Assume $R$ is a unital subring of $\mathbb{Z}[\omega]$. Ofcourse $\mathbb{Z} \subseteq R$. If there is no non-integer element in $R$, then $R = \mathbb{Z}$ corresponding to the case $g = 0$.

Assume there exists at least one non-integer element in $R$. For simplicity, I will define the imaginary part of $a + b\omega \in \mathbb{Z}[\omega]$ as $b$. By our assumption there exists at least one element in $R$ with a non-zero imaginary part. Because $R$ is a group, it is closed under additive inverses so there exists at least one element in $R$ with a positive imaginary part. Then define $g \in \mathbb{Z}^+$ to be the minimum positive imaginary parts of elements of $R$. We claim that $R = \mathbb{Z}[g\omega]$.
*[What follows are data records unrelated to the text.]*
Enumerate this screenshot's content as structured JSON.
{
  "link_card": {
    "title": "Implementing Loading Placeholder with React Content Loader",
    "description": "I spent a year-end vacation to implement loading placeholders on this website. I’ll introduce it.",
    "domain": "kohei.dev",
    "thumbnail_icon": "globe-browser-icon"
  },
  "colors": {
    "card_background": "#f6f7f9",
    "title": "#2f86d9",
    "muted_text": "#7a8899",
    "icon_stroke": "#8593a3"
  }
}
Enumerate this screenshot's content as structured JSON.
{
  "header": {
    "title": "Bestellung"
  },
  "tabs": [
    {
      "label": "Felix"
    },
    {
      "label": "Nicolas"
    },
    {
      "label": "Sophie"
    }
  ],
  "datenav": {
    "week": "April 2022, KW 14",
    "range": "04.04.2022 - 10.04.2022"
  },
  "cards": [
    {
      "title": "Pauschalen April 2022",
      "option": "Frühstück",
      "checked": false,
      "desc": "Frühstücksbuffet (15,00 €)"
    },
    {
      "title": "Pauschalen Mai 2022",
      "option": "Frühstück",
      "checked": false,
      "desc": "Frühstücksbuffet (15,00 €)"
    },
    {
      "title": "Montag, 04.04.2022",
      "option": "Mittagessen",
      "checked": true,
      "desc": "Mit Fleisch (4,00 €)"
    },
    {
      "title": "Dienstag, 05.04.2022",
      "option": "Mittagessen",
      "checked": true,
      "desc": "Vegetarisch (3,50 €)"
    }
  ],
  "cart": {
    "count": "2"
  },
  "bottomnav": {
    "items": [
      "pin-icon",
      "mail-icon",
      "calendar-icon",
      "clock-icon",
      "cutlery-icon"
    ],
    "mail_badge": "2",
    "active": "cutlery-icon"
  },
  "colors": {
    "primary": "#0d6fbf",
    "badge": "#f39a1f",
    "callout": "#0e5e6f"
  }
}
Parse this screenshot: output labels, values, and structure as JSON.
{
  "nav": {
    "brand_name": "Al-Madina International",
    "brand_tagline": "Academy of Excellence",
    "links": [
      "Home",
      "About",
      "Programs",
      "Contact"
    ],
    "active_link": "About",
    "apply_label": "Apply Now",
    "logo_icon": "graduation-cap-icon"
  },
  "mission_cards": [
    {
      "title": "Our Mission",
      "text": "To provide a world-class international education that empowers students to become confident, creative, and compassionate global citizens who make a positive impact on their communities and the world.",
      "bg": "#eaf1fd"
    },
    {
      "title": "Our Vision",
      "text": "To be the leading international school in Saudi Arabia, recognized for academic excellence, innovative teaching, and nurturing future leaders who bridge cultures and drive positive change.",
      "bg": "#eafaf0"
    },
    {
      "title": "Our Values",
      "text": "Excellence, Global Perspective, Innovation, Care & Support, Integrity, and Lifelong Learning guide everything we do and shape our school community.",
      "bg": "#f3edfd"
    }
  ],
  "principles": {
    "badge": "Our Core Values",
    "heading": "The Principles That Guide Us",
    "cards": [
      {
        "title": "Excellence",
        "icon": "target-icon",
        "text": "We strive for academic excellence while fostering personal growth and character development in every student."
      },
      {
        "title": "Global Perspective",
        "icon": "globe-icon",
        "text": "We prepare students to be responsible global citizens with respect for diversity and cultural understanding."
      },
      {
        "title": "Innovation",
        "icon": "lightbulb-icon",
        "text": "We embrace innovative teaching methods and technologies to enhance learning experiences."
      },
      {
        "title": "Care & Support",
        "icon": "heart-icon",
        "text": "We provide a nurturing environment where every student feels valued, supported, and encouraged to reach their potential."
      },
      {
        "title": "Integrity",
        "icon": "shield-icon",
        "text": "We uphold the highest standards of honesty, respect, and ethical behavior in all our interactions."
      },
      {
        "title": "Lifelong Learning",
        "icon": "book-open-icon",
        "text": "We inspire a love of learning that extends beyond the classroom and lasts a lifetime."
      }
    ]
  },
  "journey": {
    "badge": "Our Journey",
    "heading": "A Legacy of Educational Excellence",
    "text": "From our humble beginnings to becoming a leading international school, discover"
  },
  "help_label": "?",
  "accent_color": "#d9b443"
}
Let $a + b\omega \in \mathbb{Z}[\omega]$. $b \omega \in \mathbb{Z}[\omega]$ because $\mathbb{Z} \subseteq \mathbb{Z}[\omega]$. Divide $b$ to $g$ and get $b = xg + r$ where $0 \leq r < g$. Notice $r\omega = b\omega - x \cdot g\omega \in \mathbb{Z}[\omega]$. But then, by definition of $g$, $r = 0$ implying $g \mid b$. This shows that $R \subseteq \mathbb{Z}[g\omega]$. The other direction is obvious so $R = \mathbb{Z}[g \omega]$ as claimed.